Esta iniciativa tan importante presenta una oportunidad de oro para sondear lo existente y realizar adecuados estudios coste-efectividad, así como también para que cada organización evite la tentación de dejar su impronta mediante la búsqueda de lo que puede ser diferente y “pionero”, antes que lo ya contrastado en su utilidad o descartado por lo contrario. En particular tememos que termine dominando la clásica “telemedicina”, con el riesgo de dividir, no de multiplicar, los recursos limitados disponibles. Si alguien quiere profundizar la razón de esta afirmación, lo invitamos a revisar los editoriales previos y los artículos relacionados con la telesalud asíncrona:
- Telemedicina asíncrona: ¿Una amenaza o la salvación del sistema sanitario en la era de la e-Salud?/ Julio Lorca Gómez, Alejandro R. Jadad
- Hacia un uso racional de la eSalud. Ejemplo sobre telemedicina asíncrona/ A.J. García de Linares, D. Reche Martínez, M. Dominguez Hidalgo
- Consulta Teledermatología/ Dr. Silvestre Martínez, Dr. Vicente Crespo
- Evaluación Económica en Telemedicina Clínica/ Pedro García Fortea, Julio Lorca Gómez
- Mejora de los Procesos Asistenciales Mediante 'Asistencia Remota'. Proyecto del Hospital La Fe de Valencia/ Vicente Gil Suay
En consecuencia, proponemos desde aquí distinguir entre dos actividades diferenciadas que no se deben mezclar. Para no reinventar la rueda 17 veces, existe a modo del “oráculo de Delfos” del siglo XXI, herramientas como Google. Es sólo necesario mirar a través suya, para descubrir que en el mundo hay mucha gente pensado al mismo tiempo o antes que nosotros. Por ejemplo, la historia digital única del paciente, fue diseñada por el Instituto Regentrief implantada hace décadas en el estado de Indianápolis; allí mismo donde hace unos años se erigió también el primer gran hospital digital del mundo: el Indiana Heart Hospital. Así, es obligado revisar los trabajos de maestros como el Dr. Overhage que recibió el premio americano a la excelencia por la creación del Regenstrief Medical Record System y que fue la base del la primera gran historia clínica compartida que unía farmacias, hospitales, centros de salud, centros de atención social, etc. Igualmente podemos decir de trabajos como los iniciados hace muchos años por el profesor Peter Szolovits en el Laboratorio de Ciencia Informática del MIT, denominado el Ángel de la Guarda. El oráculo también permitiría ver como el público esta cada vez jugando un papel más activo para transformar a la sociedad, a través de innovaciones que ya comienzan a tocar al sector sanitario, como las que están alimentando a la Web 2.0, facilitando la creación de redes sociales a través de Skype, Wikipedia o MySpace, y prometiendo cambios liderados por nuestros hijos, a quienes no debemos seguir excluyendo de nuestros planes, conceptuales y operativos.
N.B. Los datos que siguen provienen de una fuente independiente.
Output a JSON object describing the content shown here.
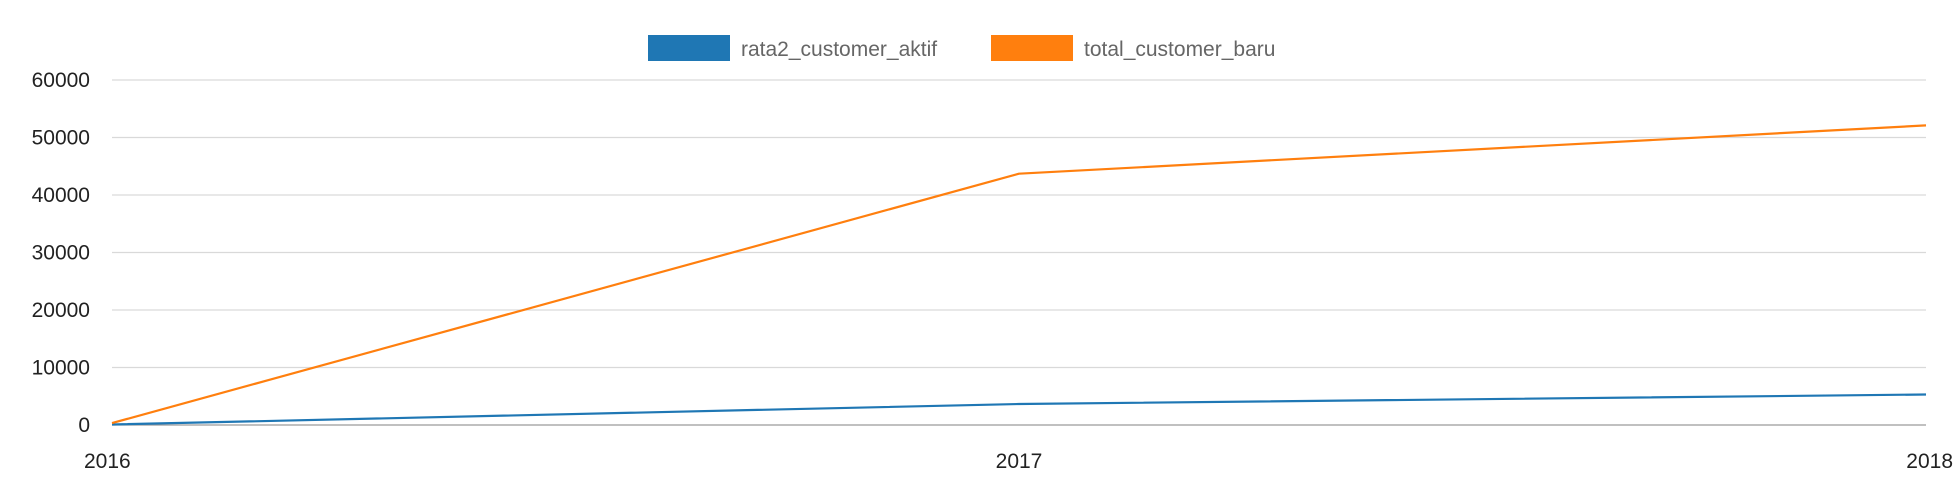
{
  "chart_data": {
    "type": "line",
    "title": "",
    "xlabel": "",
    "ylabel": "",
    "x": [
      "2016",
      "2017",
      "2018"
    ],
    "ylim": [
      0,
      60000
    ],
    "yticks": [
      "0",
      "10000",
      "20000",
      "30000",
      "40000",
      "50000",
      "60000"
    ],
    "grid": true,
    "legend_position": "top-center",
    "series": [
      {
        "name": "rata2_customer_aktif",
        "color": "#1f77b4",
        "values": [
          80,
          3650,
          5300
        ]
      },
      {
        "name": "total_customer_baru",
        "color": "#ff7f0e",
        "values": [
          330,
          43700,
          52100
        ]
      }
    ]
  }
}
Si alguien, por el contrario desea crear economías de escala y saltar al siglo XXI en forma eficiente, le invitamos a revisar, antes de ello, espacios de prospectiva en lengua Castellana como la publicación Tendencias 21 (http://www.tendencias21.net/) o en lengua inglesa como la creada por Ray Kurzweil (http://www.kurzweilai.net); uno de los mayores expertos mundiales en prospectiva y autor de libros como “La era de las máquinas espiriuales” o el mas reciente “The Singularity is near” (aún no traducido al Castellano).
De esta forma, quedarán satisfechos los “pioneros”, dejando que los prácticos puedan avanzar a mayor velocidad… a ser posible de forma conjunta.